Re: Not quite magic physics [was Re: Quantum Computers]

Doug Jones (random@qnet.com)
Mon, 23 Aug 1999 11:00:39 -0700

hal@finney.org wrote:
> the Hawking lifetime of a black hole is (M/M_sun)^3 * 10^66 years.
> M_sun (mass of the sun) is about 2x10^30 kg. So this sets black hole
> lifetime at (M in kg)^3 * 10^-25 years or about (M in kg)^3 * 3x10^-18
> seconds.

So, one sol-second of mass, 4.2e9 kg, would give a lifetime of 2.2E11 seconds, or 7200 years. A useful size...

I couldn't figure out that glyph to the left of the "G" in equation 9, but extrapolating from your calculation below, I get T=1E23/M, so the 4 Mtonne hole is at "only" 2.3E13 K. Egad, the gammas must fizz out into positrons and electrons spontaneously... as Eugene Leitl pointed out, the beams used to make the hole would dissipate their energy in making particles out of the vacuum.

> To have a life time of, say, 3 seconds would require a mass of
> 10^6 kg, 1000 metric tons, which would be an energy of 10^23
> Joules, which is a lot, something like 10,000 years of our
> total current energy usage.

Well, yeah, but if you're playing with a dyson sphere, 1000 tonnes of energy is trivial- less than a microsecond's worth of throughput.

> The real problem though is to pack this energy into the required small
> size.

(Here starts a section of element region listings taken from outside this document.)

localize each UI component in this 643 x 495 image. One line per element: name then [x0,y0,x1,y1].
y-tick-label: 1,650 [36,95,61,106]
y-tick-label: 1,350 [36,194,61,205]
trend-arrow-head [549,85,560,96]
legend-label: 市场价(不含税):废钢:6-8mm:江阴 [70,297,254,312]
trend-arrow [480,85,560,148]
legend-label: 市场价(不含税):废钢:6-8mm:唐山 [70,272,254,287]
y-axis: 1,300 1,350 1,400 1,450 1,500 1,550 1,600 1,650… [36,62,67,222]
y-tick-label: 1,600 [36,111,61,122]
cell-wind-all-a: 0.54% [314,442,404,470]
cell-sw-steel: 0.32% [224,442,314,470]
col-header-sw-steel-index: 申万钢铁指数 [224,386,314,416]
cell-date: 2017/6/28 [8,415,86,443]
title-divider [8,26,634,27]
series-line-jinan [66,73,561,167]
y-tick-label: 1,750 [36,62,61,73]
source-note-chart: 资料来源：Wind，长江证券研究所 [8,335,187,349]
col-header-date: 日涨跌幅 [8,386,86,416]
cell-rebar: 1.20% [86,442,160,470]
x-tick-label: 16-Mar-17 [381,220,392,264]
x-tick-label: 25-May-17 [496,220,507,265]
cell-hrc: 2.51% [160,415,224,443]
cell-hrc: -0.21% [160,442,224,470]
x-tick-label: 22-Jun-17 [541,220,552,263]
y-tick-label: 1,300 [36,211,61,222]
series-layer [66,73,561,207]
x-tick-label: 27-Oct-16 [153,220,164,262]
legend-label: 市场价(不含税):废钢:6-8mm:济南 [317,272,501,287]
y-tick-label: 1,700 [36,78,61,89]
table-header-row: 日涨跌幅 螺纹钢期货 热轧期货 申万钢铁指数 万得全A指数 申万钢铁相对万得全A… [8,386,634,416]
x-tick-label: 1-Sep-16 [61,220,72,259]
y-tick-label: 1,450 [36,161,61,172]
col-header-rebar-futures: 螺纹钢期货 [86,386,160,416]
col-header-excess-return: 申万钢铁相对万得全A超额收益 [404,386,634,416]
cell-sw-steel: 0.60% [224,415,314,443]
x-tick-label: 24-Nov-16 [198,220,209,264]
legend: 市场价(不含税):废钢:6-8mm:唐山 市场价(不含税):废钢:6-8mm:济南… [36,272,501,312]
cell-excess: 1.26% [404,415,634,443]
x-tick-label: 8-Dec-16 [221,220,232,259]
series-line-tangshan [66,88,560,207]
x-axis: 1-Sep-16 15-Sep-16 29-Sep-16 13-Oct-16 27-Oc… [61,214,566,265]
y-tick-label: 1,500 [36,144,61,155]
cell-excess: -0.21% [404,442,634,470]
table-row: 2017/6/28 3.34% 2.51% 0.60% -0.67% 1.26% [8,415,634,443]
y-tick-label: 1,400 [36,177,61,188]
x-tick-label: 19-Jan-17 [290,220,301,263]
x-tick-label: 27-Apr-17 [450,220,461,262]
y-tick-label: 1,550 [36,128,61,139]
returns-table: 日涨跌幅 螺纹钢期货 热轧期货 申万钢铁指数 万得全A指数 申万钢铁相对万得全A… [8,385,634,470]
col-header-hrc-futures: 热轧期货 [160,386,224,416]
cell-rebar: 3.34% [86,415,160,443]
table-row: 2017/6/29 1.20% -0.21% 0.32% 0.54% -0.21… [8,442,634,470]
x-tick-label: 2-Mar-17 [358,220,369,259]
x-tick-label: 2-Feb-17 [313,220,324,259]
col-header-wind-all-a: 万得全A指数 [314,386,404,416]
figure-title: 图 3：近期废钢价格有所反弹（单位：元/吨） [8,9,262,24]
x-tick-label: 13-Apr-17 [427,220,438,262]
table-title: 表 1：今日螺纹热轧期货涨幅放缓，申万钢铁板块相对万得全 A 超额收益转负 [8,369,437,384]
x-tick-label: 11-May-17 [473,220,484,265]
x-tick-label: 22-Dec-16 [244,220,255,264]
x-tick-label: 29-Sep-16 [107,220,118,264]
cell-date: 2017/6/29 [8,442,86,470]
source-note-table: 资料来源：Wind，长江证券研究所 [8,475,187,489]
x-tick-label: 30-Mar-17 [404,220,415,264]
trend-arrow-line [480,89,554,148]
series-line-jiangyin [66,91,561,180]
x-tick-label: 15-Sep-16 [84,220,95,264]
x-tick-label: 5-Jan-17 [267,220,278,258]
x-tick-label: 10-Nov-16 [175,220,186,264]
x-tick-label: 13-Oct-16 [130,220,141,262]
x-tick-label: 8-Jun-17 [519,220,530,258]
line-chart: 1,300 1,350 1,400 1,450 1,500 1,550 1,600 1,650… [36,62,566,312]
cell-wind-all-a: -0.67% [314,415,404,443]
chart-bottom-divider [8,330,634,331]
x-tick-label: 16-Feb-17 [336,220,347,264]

Black hole radius is proportional to mass, a 1 kg black hole
> being about 10^-27 meters in radius, so the 10^6 kg would have to
> be packed into 10^-21 meters, much smaller than the nucleus of an
> atom.

...and the larger hole would be a whopping 4000 times bigger, at 4E-18 meters *still* much smaller than a nucleon.

> Also, black hole temperature is inversely proportional to mass,
> and according to the web page about the 10^6 kg black hole would
> be about 10^17 K, which is hot hot hot (although coming from a
> tiny area.).

At 3E-35 m2, that's about 3E-7 barns. That qualifies as tiny, all right.

I'll stick with the technology I know, at mere hundreds of megawatts per square meter.